El día que el califa pasó por Tadmor, Aliyat, desde su azotea fue testigo del esplendor: gallardos caballos, camellos con ricos caparazones, jinetes cuyos yelmos, cotas de malla, lanzas y escudos relucían al sol, capas de color ondeando en el viento, trompetas, tambores y profundos cánticos. La calle y el oasis eran un hervidero de conquistadores. Pero ella había notado que la mayoría eran flacos y estaban toscamente vestidos. Lo mismo ocurría con la guarnición, cuyos oficiales llevaban una vida sencilla, humillándose cinco veces diarias ante Dios cuando la llamada del almuecín gemía en el viento.
No eran tan malos gobernantes. Exigían tributo, pero era soportable. Transformaron algunas iglesias en mezquitas, pero dejaron vivir a los cristianos y judíos en la paz que habían impuesto por la fuerza. El cadí, su juez principal, administraba justicia bajo la arcada del extremo este del peristilo, cerca del ágora, y aun los más humildes podían apelar directamente a él. La irrupción de los árabes había sido demasiado rápida para perjudicar mucho el comercio, que pronto empezó a revivir.
Aliyat no se sorprendió demasiado cuando Zabdas le dijo, con ese tono que implicaba que la enviaría a una habitación del fondo si ella se oponía: —He tomado una gran decisión. Esta casa abrazará el Islam.
No obstante, ella guardó silencio entre las sombras que la única lámpara arrojaba en el dormitorio. Al fin habló lentamente, clavándole los ojos.
—Éste es un asunto de suma importancia. ¿Te han obligado?
—No, no. No obligan a nadie…, excepto a los paganos, por lo que he oído —sonrió vagamente—. Prefieren que la mayoría sigamos siendo cristianos, para que podamos poseer tierras, algo que no pueden hacer los creyentes, y pagar tributo por ellas, así como los demás impuestos.
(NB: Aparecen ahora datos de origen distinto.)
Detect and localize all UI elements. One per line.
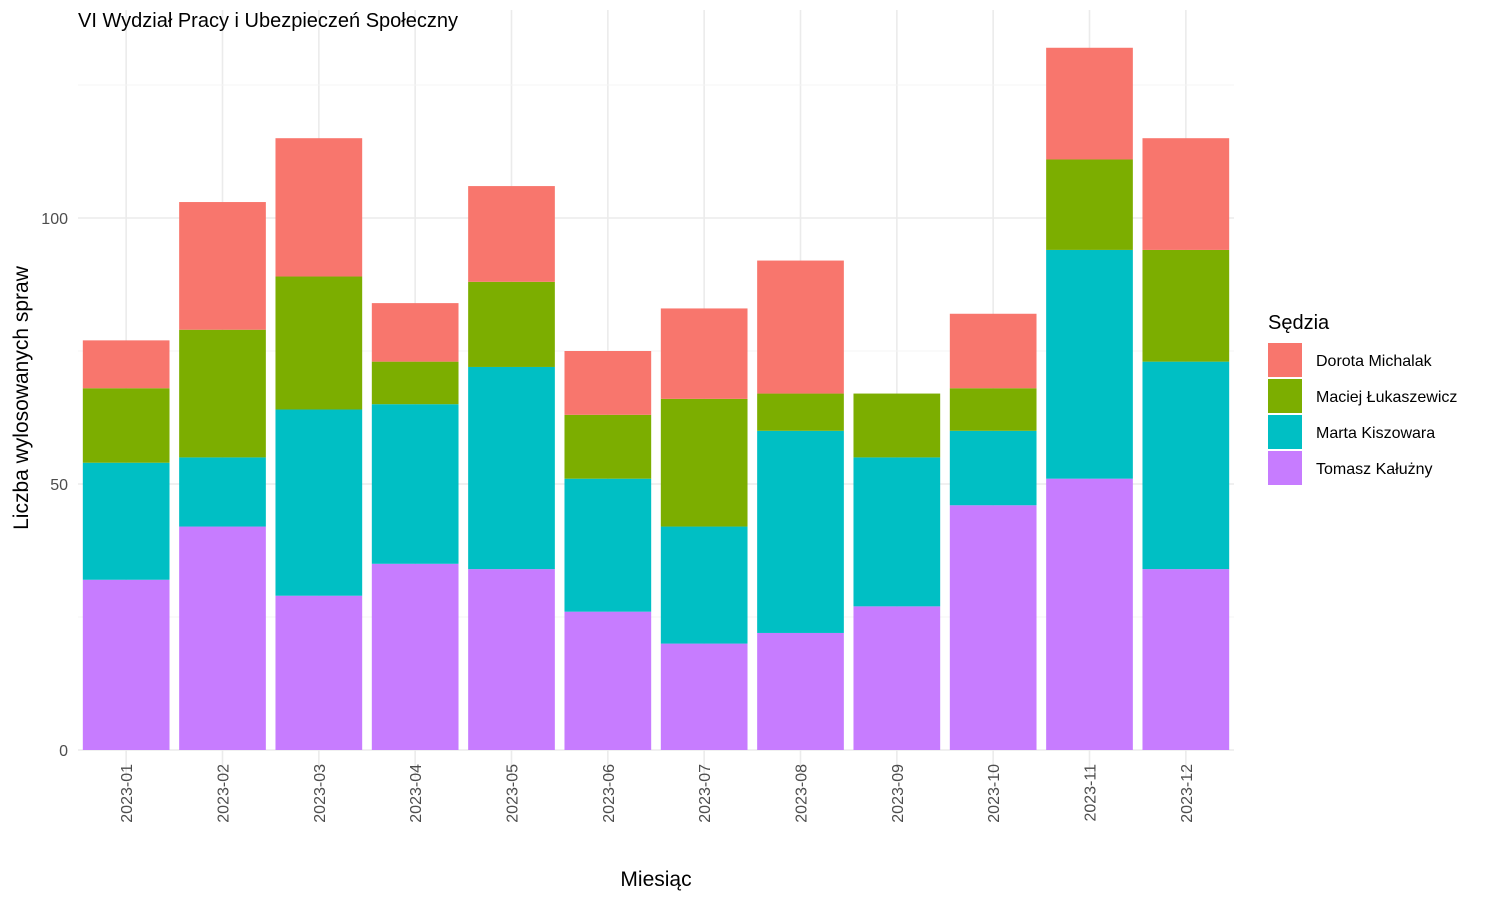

Mis charlas con el imán han sido arduas. Pero desde luego no puede rechazar a un converso sincero.
—Obtendrás muchas ventajas.
—¿Me llamas hipócrita? —preguntó enrojeciendo hasta la raíz del pelo.
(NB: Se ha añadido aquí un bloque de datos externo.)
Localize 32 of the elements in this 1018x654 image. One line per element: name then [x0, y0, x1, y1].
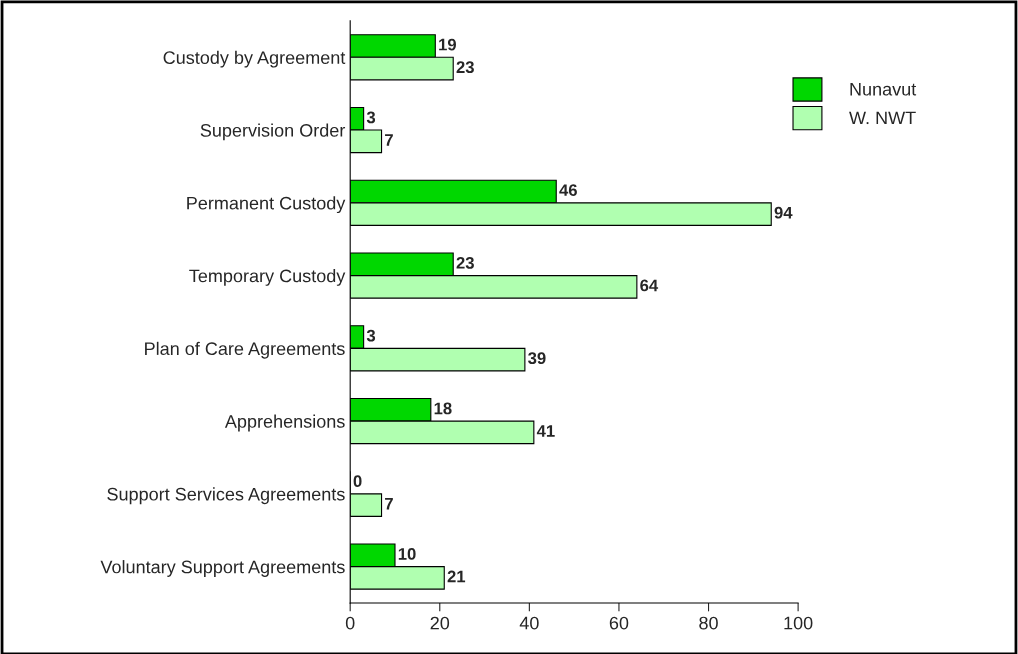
y-tick-label: Voluntary Support Agreements: [100, 560, 345, 577]
legend-label: Nunavut: [850, 83, 917, 96]
x-tick-label: 0: [345, 616, 355, 630]
data-label: 19: [439, 38, 456, 51]
data-label: 3: [366, 329, 376, 342]
data-label: 23: [456, 256, 474, 269]
data-label: 7: [385, 497, 393, 510]
data-label: 0: [353, 475, 362, 488]
data-label: 41: [536, 425, 555, 437]
x-tick-label: 80: [699, 616, 718, 630]
y-tick-label: Plan of Care Agreements: [145, 341, 345, 359]
y-tick-label: Permanent Custody: [187, 196, 346, 214]
y-tick-label: Apprehensions: [224, 414, 345, 432]
x-tick-label: 100: [784, 616, 813, 630]
x-tick-label: 40: [519, 616, 539, 630]
data-label: 21: [447, 570, 466, 583]
x-tick-label: 20: [430, 616, 450, 630]
y-tick-label: Temporary Custody: [189, 269, 346, 286]
data-label: 3: [366, 111, 376, 124]
data-label: 39: [528, 352, 546, 365]
data-label: 23: [456, 61, 474, 74]
data-label: 7: [385, 134, 393, 146]
legend-label: W. NWT: [849, 111, 916, 125]
data-label: 18: [434, 402, 452, 415]
data-label: 46: [559, 184, 577, 197]
data-label: 64: [640, 279, 659, 292]
data-label: 10: [398, 548, 416, 560]
y-tick-label: Custody by Agreement: [163, 50, 346, 68]
y-tick-label: Support Services Agreements: [107, 487, 345, 505]
x-tick-label: 60: [609, 616, 629, 630]
y-tick-label: Supervision Order: [200, 123, 346, 141]
data-label: 94: [774, 206, 793, 219]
—No, por cierto que no, mi señor.
—Te comprendo —dijo en un tono más moderado—. Esto te conmociona, pues te han educado para adorar a Cristo. Piensa, sin embargo, que El Profeta jamás negó que Jesús también fuera un profeta. Simplemente no fue el último, aquel a quien Dios reveló la plena verdad. El Islam barre con las supersticiones acerca de un sinfín de santos, los sacerdotes que se interponen entre un hombre y su dios, los insensatos mandamientos y restricciones. Sólo tenemos que reconocer que hay un Dios y que Mahoma es su profeta. Sólo tenemos que vivir con rectitud. —Alzó el índice—. Piensa. ¿Podrían los árabes haber arrasado con todos los obstáculos, tal como han hecho y harán, si su causa no fuera bendita, si su fe no fuera verdadera? Deseo que nos acerquemos a la verdad, Aliyat. —La miró con ojos entornados—. Deseas la verdad, ¿no es cierto? No puede dañarte, ¿no? Ella avanzó hacia él.
—He oído que el hombre que se vuelve musulmán debe someterse a lo mismo que los niños judíos.
—Eso no me incapacitará —rezongó él, encolerizándose—. No espero que una mujer comprenda estos asuntos profundos. Sólo confía en mí.
Ella tragó saliva, y se impuso calma, mientras se acercaba a Zabdas.
—Confío en ti, mi señor —murmuró. Tal vez debía incitarlo a engendrar un tercer hijo con ella, y tal vez ése sobreviviera para devolver sentido a su vida. Él rara vez la poseía y casi siempre cuando ella lo provocaba con esa misma esperanza. Era como si Zabdas la temiera cada vez más.
En cuanto al cambio de religión, tenía menos importancia de la que él suponía. ¿En qué habían ayudado los santos durante tantos años?